Ce plan procurera de grands bénéfices aux banques qui n’ont pas réellement besoin d’aide. Mais il ne contribuera guère à rassurer l’opinion publique au sujet des banques qui sont gravement sous-capitalisées.

Et je crains que, lorsque ce plan échouera, ce qu’il fera presque certainement, l’administration Obama n’ait tiré sa dernière cartouche : elle ne sera pas en mesure de revenir devant le Congrès pour lui proposer un plan qui aurait une chance de succès.

Quel terrible gâchis."

[1] Krugman écrit « non-recourse ». Il s’agit d’un type de prêt où, en cas de défaillance, le créancier n’est garanti qu’à hauteur de la valeur de l’actif collatéral.
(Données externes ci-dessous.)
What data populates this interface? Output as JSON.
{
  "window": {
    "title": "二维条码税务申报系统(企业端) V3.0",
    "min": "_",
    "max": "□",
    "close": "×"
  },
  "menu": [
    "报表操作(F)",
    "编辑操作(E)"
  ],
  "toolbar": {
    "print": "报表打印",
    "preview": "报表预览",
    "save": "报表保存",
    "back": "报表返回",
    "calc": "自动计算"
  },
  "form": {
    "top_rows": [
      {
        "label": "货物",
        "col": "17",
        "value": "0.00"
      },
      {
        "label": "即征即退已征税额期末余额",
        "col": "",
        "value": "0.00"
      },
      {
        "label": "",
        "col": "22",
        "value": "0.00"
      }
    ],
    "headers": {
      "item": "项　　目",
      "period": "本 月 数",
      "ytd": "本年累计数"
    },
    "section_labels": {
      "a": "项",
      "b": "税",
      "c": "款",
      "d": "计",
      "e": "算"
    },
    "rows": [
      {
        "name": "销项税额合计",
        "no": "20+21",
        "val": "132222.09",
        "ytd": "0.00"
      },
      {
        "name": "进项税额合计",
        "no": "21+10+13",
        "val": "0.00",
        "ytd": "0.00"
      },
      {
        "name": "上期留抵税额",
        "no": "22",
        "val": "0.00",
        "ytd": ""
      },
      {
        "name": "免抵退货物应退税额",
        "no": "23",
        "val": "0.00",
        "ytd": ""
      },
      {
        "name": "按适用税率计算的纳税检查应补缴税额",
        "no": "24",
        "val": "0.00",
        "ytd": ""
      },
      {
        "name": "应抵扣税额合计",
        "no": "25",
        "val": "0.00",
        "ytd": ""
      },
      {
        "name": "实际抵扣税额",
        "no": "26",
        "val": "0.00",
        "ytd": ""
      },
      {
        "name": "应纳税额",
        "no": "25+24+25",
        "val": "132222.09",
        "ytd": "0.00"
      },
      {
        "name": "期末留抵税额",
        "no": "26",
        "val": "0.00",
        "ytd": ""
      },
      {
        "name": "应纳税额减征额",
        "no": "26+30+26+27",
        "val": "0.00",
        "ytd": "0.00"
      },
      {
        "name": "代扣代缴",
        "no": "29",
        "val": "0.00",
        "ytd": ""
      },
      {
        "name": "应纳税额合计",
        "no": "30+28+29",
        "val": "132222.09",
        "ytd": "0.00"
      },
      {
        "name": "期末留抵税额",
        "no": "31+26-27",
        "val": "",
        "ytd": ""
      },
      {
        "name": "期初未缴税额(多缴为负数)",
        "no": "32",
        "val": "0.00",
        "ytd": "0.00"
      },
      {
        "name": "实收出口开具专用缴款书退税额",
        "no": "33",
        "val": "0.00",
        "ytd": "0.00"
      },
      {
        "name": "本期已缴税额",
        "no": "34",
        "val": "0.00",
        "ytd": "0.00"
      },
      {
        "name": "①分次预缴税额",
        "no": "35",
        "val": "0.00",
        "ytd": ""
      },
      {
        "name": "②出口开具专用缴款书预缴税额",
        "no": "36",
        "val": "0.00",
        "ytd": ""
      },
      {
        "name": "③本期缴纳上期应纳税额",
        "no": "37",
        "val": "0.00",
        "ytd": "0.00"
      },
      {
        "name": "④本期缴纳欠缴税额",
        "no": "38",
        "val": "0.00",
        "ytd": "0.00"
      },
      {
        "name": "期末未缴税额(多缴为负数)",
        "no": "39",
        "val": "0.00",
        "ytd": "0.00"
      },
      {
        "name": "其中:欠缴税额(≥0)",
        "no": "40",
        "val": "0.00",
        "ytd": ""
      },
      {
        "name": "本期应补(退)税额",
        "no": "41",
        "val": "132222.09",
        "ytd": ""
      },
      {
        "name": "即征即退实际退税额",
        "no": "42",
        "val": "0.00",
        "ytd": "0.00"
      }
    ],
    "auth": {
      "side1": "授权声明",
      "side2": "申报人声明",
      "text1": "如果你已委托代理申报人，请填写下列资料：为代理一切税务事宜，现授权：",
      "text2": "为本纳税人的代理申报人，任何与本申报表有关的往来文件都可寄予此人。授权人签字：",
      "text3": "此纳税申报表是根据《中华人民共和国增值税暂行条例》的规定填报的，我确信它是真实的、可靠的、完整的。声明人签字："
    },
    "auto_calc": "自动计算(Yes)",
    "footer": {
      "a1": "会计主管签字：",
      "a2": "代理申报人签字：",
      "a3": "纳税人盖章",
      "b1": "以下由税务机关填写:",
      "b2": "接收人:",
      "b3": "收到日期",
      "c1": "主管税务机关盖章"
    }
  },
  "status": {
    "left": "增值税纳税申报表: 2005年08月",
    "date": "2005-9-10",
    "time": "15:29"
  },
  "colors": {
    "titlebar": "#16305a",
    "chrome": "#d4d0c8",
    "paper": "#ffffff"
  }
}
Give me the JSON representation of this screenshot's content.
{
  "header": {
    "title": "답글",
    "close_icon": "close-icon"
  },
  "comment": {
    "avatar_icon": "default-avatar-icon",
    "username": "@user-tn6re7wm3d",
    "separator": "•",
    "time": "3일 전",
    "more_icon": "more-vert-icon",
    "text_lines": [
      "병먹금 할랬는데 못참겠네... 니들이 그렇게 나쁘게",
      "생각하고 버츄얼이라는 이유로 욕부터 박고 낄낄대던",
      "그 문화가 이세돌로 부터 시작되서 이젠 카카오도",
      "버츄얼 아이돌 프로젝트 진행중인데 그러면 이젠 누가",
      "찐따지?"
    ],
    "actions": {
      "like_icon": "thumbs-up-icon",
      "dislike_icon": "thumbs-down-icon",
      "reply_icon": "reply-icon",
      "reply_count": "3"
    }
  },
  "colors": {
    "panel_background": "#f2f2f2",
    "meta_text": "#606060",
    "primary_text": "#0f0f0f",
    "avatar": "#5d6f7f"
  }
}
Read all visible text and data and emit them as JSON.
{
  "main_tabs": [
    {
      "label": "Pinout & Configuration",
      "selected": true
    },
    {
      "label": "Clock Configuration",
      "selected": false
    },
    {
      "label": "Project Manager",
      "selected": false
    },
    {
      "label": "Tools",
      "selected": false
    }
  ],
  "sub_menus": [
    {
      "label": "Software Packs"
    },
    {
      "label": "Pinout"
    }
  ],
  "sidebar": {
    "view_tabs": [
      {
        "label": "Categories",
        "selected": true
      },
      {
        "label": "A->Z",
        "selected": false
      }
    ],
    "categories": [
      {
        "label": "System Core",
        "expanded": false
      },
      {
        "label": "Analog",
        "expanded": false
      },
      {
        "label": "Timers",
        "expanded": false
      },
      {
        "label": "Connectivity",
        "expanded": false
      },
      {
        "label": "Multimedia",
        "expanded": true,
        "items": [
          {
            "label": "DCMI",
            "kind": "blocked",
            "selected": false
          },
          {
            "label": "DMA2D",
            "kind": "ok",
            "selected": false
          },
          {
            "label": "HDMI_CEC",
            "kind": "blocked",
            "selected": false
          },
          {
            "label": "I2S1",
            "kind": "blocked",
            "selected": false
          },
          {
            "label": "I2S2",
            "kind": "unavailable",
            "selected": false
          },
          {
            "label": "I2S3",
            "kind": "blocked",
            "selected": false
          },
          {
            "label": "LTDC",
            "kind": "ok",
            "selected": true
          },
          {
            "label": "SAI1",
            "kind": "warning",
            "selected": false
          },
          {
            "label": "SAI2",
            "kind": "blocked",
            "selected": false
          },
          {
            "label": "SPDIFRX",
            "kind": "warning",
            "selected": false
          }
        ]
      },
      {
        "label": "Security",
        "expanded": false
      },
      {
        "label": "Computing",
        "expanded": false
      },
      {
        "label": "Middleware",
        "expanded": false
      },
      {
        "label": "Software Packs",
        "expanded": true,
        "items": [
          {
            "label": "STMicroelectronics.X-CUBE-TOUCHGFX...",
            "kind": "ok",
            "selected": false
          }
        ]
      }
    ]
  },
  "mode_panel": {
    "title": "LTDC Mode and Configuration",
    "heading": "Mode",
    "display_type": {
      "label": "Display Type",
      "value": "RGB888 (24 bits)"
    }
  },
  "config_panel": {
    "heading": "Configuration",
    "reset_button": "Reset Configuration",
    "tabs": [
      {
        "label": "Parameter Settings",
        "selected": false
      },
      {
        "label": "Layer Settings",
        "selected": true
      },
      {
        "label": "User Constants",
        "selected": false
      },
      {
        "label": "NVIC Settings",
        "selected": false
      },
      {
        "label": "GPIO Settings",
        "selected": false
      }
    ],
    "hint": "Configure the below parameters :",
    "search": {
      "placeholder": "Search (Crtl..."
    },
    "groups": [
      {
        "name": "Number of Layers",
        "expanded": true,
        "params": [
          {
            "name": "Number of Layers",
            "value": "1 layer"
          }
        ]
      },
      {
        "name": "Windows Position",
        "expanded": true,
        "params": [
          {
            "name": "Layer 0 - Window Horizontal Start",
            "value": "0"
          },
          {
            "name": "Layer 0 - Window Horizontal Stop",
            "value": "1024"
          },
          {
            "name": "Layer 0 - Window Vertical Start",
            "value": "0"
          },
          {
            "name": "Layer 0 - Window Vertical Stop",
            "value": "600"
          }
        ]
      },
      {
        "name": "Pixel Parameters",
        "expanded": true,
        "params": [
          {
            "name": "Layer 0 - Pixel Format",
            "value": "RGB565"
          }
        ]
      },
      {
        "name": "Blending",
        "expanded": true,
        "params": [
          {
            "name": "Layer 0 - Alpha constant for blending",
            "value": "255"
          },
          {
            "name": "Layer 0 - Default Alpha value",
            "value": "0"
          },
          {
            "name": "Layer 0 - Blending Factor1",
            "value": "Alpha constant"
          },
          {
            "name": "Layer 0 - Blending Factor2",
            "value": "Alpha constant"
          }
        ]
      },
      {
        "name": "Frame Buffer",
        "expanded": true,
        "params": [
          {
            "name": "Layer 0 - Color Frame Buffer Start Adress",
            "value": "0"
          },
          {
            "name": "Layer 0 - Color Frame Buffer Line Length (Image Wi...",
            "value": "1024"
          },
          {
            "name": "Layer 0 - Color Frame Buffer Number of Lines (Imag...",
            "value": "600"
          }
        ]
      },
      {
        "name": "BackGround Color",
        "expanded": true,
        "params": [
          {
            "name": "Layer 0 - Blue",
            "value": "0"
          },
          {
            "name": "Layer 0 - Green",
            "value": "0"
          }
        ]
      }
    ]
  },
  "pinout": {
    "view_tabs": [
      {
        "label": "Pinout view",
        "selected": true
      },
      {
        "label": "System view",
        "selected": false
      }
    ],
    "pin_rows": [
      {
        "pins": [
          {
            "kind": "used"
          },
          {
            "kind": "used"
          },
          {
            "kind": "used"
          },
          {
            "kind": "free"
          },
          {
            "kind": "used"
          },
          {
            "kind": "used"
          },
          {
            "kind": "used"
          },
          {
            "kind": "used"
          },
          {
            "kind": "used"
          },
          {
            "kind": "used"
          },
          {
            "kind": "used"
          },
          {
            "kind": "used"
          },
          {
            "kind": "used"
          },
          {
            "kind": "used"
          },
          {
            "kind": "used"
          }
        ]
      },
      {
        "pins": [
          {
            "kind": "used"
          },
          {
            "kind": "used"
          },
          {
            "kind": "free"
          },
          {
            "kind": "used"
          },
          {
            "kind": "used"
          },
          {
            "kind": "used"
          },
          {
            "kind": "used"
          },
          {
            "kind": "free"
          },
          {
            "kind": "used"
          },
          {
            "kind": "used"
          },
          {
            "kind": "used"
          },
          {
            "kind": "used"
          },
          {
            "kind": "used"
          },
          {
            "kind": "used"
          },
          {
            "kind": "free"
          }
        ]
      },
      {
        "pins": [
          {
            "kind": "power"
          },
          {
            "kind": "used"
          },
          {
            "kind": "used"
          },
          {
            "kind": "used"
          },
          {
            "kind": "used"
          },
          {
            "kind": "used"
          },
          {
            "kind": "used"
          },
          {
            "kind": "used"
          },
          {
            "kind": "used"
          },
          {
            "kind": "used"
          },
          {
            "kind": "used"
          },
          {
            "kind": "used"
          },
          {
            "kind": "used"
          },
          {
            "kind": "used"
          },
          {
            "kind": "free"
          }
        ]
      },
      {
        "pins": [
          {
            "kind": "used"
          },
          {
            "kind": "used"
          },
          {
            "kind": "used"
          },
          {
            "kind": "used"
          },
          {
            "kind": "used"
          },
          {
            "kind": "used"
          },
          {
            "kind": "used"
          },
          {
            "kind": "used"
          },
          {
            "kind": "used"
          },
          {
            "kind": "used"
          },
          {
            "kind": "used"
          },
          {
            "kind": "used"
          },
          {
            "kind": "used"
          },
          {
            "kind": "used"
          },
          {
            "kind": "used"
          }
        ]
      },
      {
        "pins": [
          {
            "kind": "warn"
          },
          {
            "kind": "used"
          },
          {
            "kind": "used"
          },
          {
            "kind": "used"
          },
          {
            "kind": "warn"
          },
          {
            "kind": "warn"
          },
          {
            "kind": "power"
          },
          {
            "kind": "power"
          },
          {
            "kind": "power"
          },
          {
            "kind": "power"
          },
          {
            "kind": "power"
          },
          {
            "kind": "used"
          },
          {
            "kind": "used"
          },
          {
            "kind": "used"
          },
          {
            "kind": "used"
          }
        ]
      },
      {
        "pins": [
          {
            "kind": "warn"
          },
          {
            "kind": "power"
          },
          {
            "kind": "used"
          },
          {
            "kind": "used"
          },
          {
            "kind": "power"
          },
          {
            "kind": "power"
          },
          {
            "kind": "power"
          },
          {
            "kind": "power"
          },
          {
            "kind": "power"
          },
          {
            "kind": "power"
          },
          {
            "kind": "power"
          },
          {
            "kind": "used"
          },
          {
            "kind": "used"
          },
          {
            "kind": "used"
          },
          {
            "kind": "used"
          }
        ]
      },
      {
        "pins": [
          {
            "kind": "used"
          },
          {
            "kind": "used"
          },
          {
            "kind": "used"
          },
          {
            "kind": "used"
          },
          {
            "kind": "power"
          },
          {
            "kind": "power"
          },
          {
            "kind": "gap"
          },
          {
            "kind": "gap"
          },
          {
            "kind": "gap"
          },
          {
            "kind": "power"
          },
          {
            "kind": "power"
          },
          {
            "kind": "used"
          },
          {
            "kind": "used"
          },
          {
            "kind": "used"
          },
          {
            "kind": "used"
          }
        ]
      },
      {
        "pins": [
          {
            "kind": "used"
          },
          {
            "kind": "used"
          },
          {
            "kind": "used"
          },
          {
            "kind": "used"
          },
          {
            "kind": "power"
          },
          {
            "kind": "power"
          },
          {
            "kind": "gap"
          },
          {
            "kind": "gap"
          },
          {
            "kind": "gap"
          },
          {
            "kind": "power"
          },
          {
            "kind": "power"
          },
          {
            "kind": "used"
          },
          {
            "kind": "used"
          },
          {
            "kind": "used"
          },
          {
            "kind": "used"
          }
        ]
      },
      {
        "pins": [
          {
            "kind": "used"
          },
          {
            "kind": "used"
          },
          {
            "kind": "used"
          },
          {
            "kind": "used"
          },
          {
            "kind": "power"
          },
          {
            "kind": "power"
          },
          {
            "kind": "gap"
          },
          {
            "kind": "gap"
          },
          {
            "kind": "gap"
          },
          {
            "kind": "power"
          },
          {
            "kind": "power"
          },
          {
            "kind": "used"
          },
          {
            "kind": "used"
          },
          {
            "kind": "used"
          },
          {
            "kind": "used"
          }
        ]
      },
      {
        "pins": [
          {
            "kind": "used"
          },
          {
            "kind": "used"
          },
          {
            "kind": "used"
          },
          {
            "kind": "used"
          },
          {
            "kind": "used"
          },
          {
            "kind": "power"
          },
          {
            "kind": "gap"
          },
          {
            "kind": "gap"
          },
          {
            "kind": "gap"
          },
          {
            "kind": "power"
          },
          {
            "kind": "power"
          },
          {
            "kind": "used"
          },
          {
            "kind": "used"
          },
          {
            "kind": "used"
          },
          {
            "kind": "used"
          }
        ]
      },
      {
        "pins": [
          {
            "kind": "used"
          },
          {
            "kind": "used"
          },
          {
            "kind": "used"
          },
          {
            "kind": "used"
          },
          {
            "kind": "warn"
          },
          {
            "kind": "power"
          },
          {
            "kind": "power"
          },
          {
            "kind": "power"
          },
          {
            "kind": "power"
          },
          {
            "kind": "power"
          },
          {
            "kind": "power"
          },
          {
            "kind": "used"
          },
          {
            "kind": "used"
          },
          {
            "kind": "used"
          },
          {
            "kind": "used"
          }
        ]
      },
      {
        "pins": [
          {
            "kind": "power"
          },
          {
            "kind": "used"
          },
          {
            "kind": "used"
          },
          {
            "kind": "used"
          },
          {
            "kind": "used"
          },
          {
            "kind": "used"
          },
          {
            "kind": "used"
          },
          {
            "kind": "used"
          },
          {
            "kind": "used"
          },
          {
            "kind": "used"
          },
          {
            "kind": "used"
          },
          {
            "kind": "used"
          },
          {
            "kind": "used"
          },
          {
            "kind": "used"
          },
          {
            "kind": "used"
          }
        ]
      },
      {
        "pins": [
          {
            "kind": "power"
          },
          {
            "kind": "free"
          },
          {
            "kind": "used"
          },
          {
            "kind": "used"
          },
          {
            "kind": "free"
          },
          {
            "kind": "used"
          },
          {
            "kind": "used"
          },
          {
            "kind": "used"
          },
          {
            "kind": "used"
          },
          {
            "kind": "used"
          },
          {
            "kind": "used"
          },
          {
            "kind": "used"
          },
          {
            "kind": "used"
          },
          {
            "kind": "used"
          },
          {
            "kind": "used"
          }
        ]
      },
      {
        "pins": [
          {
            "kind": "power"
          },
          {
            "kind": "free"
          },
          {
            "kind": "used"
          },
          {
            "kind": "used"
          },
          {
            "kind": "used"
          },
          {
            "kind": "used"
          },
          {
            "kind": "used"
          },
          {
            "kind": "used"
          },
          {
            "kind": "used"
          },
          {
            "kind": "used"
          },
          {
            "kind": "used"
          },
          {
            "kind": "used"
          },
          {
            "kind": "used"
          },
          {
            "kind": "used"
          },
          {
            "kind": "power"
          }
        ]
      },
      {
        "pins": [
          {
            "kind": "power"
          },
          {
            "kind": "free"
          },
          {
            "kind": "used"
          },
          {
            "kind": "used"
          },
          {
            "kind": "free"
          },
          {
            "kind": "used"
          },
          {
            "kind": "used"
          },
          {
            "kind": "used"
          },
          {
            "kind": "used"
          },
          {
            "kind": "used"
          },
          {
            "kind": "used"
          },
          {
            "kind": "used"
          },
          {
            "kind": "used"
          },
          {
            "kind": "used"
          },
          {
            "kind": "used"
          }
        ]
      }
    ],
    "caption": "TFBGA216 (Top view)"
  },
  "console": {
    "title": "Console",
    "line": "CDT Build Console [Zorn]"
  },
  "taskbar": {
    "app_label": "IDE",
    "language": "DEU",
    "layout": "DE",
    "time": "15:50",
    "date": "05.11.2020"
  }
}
En l’occurrence, dans ces prêts, le collatéral ce sont les créances douteuses rachetées aux banques. En cas de non remboursement, c’est donc l’Etat qui assumera toutes les pertes.

[2] Ce terme désigne les situations où un acteur économique augmente sa prise de risque, par rapport à celles où il supporterait entièrement les conséquences de ses décisions.

[Source : Paul Krugman : "Despair over financial policy"]
[Traduction et notes : Contre-Info]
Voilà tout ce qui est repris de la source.